Exploring Blockchain State Management Through Merkle Tries

1 QniCDbVAOa8JM2Z jiyAMA 1

Understanding Merkle Tries for Blockchain State Management

Every blockchain has some state associated with it. That state can be thought of as a collection of key/value pairs. This state might represent something simple, like how many tokens each account has. The state might represent something more complicated like the code of a smart contract. No matter what this state represents, everyone on the blockchain has to reach agreement. If I thought that you had ten tokens, but you thought that you had a million tokens, we obviously couldn’t get much done until we figured out which of us was right.

Unfortunately reaching agreement about the state is quite a big problem. One issue is how to set things up so that bad participants can never trick trustworthy participants into accepting a bad state. The other issue is that the state is very large. How can participants reach agreement quickly if even transmitting the state takes a long time? In this article we will talk about one possible solution to the latter issue, the Merkle trie.

What is a Merkle Trie?

A Merkle trie is a data structure that combines the features of two other data structures. The first is a Merkle tree and the second is a radix trie.

What is a Merkle Tree?

A Merkle tree is a special type of tree. The special feature of Merkle trees is that they generate “fingerprints” for each part of the tree, as well as the whole tree. Just like a real fingerprint, the ones generated by the tree are fairly unique. Whenever you change any data in the tree, the fingerprint changes as well.

This provides us with a solution to the problem of communicating what each participant thinks the state currently is. You can take the fingerprint that represents the entire tree and send it to other blockchain participants. If everyone has generated the same fingerprint for the state data, then they must have the same state. If the fingerprints are different then the state must have been different.

What is a Radix Trie?

A radix trie is a special type of trie (a trie is a special type of tree) that makes storing and retrieving key/value pairs easy. A Merkle tree is really good at allowing you to prove that some data is part of the tree, but it does not make it easy to look up the values associated with keys, so we combine the radix trie and the Merkle tree to get something that can do both.

How does it all work?

The exact details of how a Merkle trie works can vary as there are many different ways to implement similar functionality. Trying to explain all of these different ways is beyond the scope of this article, so the rest of this article will describe just one particular implementation.

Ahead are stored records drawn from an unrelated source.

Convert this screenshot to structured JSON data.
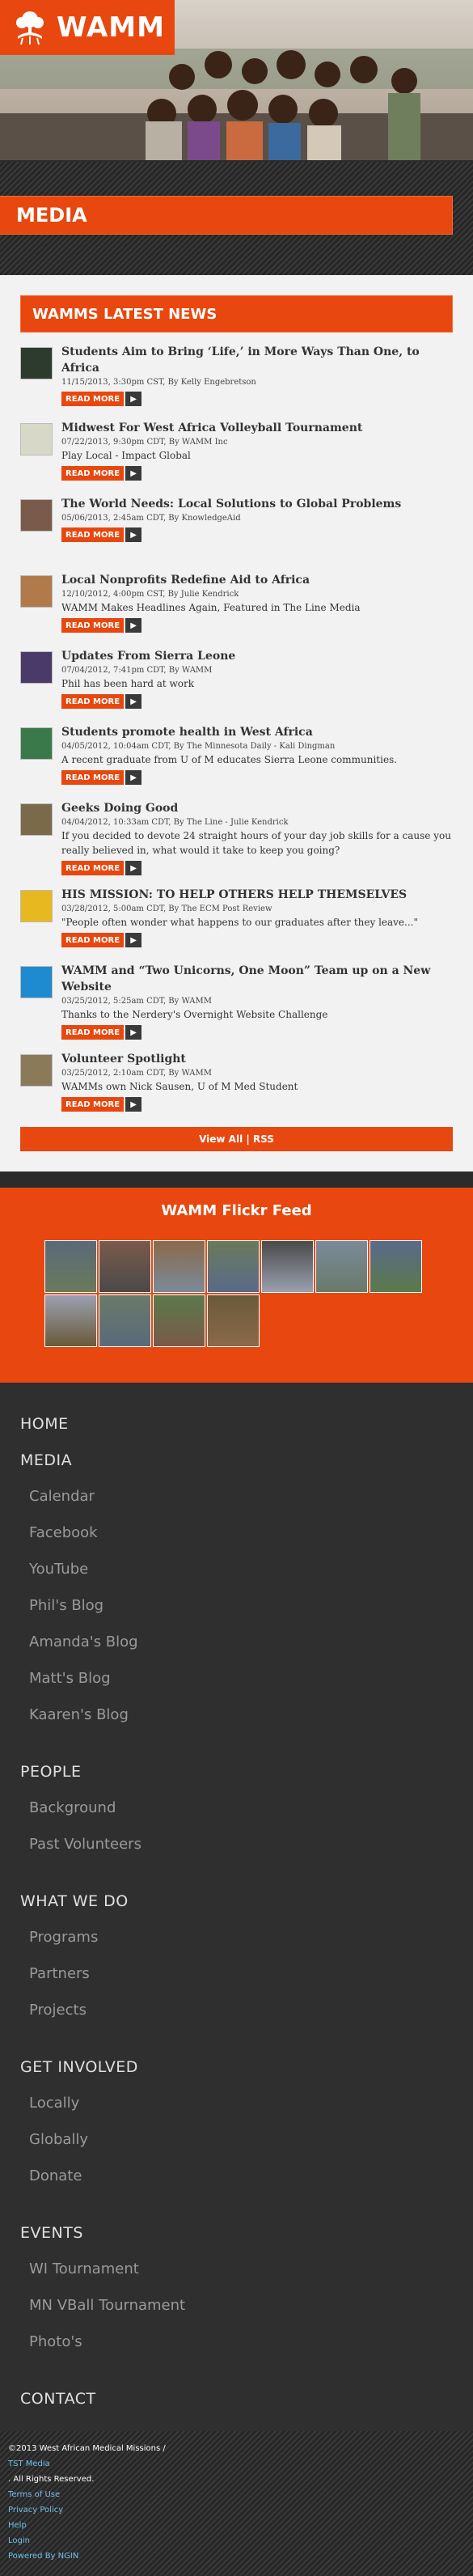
{
  "brand": {
    "name": "WAMM",
    "color": "#e8480f"
  },
  "page": {
    "title": "MEDIA"
  },
  "news": {
    "heading": "WAMMS LATEST NEWS",
    "read_more": "READ MORE",
    "items": [
      {
        "title": "Students Aim to Bring ‘Life,’ in More Ways Than One, to Africa",
        "meta": "11/15/2013, 3:30pm CST, By Kelly Engebretson",
        "desc": ""
      },
      {
        "title": "Midwest For West Africa Volleyball Tournament",
        "meta": "07/22/2013, 9:30pm CDT, By WAMM Inc",
        "desc": "Play Local - Impact Global"
      },
      {
        "title": "The World Needs: Local Solutions to Global Problems",
        "meta": "05/06/2013, 2:45am CDT, By KnowledgeAid",
        "desc": ""
      },
      {
        "title": "Local Nonprofits Redefine Aid to Africa",
        "meta": "12/10/2012, 4:00pm CST, By Julie Kendrick",
        "desc": "WAMM Makes Headlines Again, Featured in The Line Media"
      },
      {
        "title": "Updates From Sierra Leone",
        "meta": "07/04/2012, 7:41pm CDT, By WAMM",
        "desc": "Phil has been hard at work"
      },
      {
        "title": "Students promote health in West Africa",
        "meta": "04/05/2012, 10:04am CDT, By The Minnesota Daily - Kali Dingman",
        "desc": "A recent graduate from U of M educates Sierra Leone communities."
      },
      {
        "title": "Geeks Doing Good",
        "meta": "04/04/2012, 10:33am CDT, By The Line - Julie Kendrick",
        "desc": "If you decided to devote 24 straight hours of your day job skills for a cause you really believed in, what would it take to keep you going?"
      },
      {
        "title": "HIS MISSION: TO HELP OTHERS HELP THEMSELVES",
        "meta": "03/28/2012, 5:00am CDT, By The ECM Post Review",
        "desc": "\"People often wonder what happens to our graduates after they leave...\""
      },
      {
        "title": "WAMM and “Two Unicorns, One Moon” Team up on a New Website",
        "meta": "03/25/2012, 5:25am CDT, By WAMM",
        "desc": "Thanks to the Nerdery's Overnight Website Challenge"
      },
      {
        "title": "Volunteer Spotlight",
        "meta": "03/25/2012, 2:10am CDT, By WAMM",
        "desc": "WAMMs own Nick Sausen, U of M Med Student"
      }
    ],
    "view_all": "View All | RSS"
  },
  "flickr": {
    "title": "WAMM Flickr Feed",
    "count": 11
  },
  "nav": [
    {
      "label": "HOME",
      "sub": []
    },
    {
      "label": "MEDIA",
      "sub": [
        "Calendar",
        "Facebook",
        "YouTube",
        "Phil's Blog",
        "Amanda's Blog",
        "Matt's Blog",
        "Kaaren's Blog"
      ]
    },
    {
      "label": "PEOPLE",
      "sub": [
        "Background",
        "Past Volunteers"
      ]
    },
    {
      "label": "WHAT WE DO",
      "sub": [
        "Programs",
        "Partners",
        "Projects"
      ]
    },
    {
      "label": "GET INVOLVED",
      "sub": [
        "Locally",
        "Globally",
        "Donate"
      ]
    },
    {
      "label": "EVENTS",
      "sub": [
        "WI Tournament",
        "MN VBall Tournament",
        "Photo's"
      ]
    },
    {
      "label": "CONTACT",
      "sub": []
    }
  ],
  "legal": {
    "copyright": "©2013 West African Medical Missions /",
    "tst": "TST Media",
    "rights": ". All Rights Reserved.",
    "links": [
      "Terms of Use",
      "Privacy Policy",
      "Help",
      "Login",
      "Powered By NGIN"
    ]
  }
}
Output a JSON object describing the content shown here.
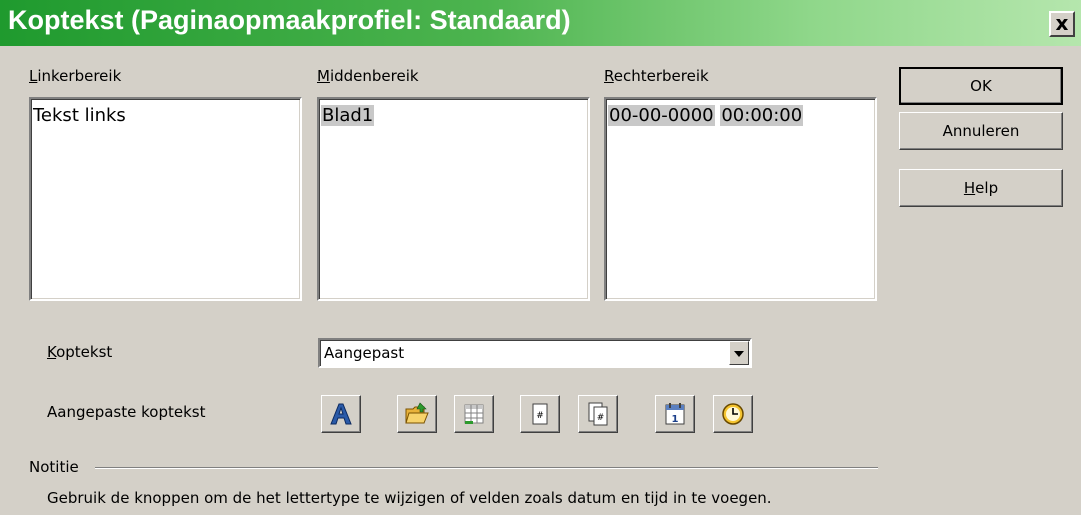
{
  "dialog": {
    "title": "Koptekst (Paginaopmaakprofiel: Standaard)",
    "close_label": "x"
  },
  "areas": {
    "left": {
      "label_key": "L",
      "label_rest": "inkerbereik",
      "content": "Tekst links"
    },
    "center": {
      "label_key": "M",
      "label_rest": "iddenbereik",
      "content": "Blad1"
    },
    "right": {
      "label_key": "R",
      "label_rest": "echterbereik",
      "date_field": "00-00-0000",
      "time_field": "00:00:00"
    }
  },
  "buttons": {
    "ok": "OK",
    "cancel": "Annuleren",
    "help_key": "H",
    "help_rest": "elp"
  },
  "header_select": {
    "label_key": "K",
    "label_rest": "optekst",
    "value": "Aangepast"
  },
  "custom_header": {
    "label": "Aangepaste koptekst",
    "icons": [
      "text-attributes-icon",
      "file-name-icon",
      "sheet-name-icon",
      "page-icon",
      "pages-icon",
      "date-icon",
      "time-icon"
    ]
  },
  "note": {
    "heading": "Notitie",
    "text": "Gebruik de knoppen om de het lettertype te wijzigen of velden zoals datum en tijd in te voegen."
  },
  "colors": {
    "titlebar_start": "#1f9a2e",
    "titlebar_end": "#b5e6ad",
    "dialog_bg": "#d4d0c8"
  }
}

It’s nodes all the way down

The Merkle trie is made up of just one object, nodes. Each node is a little chunk of data that is stored within the trie. The data each node contains is key information, value information (if one exists for the node’s key), and the fingerprints of any children nodes.

Generating fingerprints

How do you use a Merkle trie to generate the fingerprint of each node? The most common way is to use a cryptographic hash function. A lot of different cryptographic hash functions exist, but they all share two features important to Merkle tries.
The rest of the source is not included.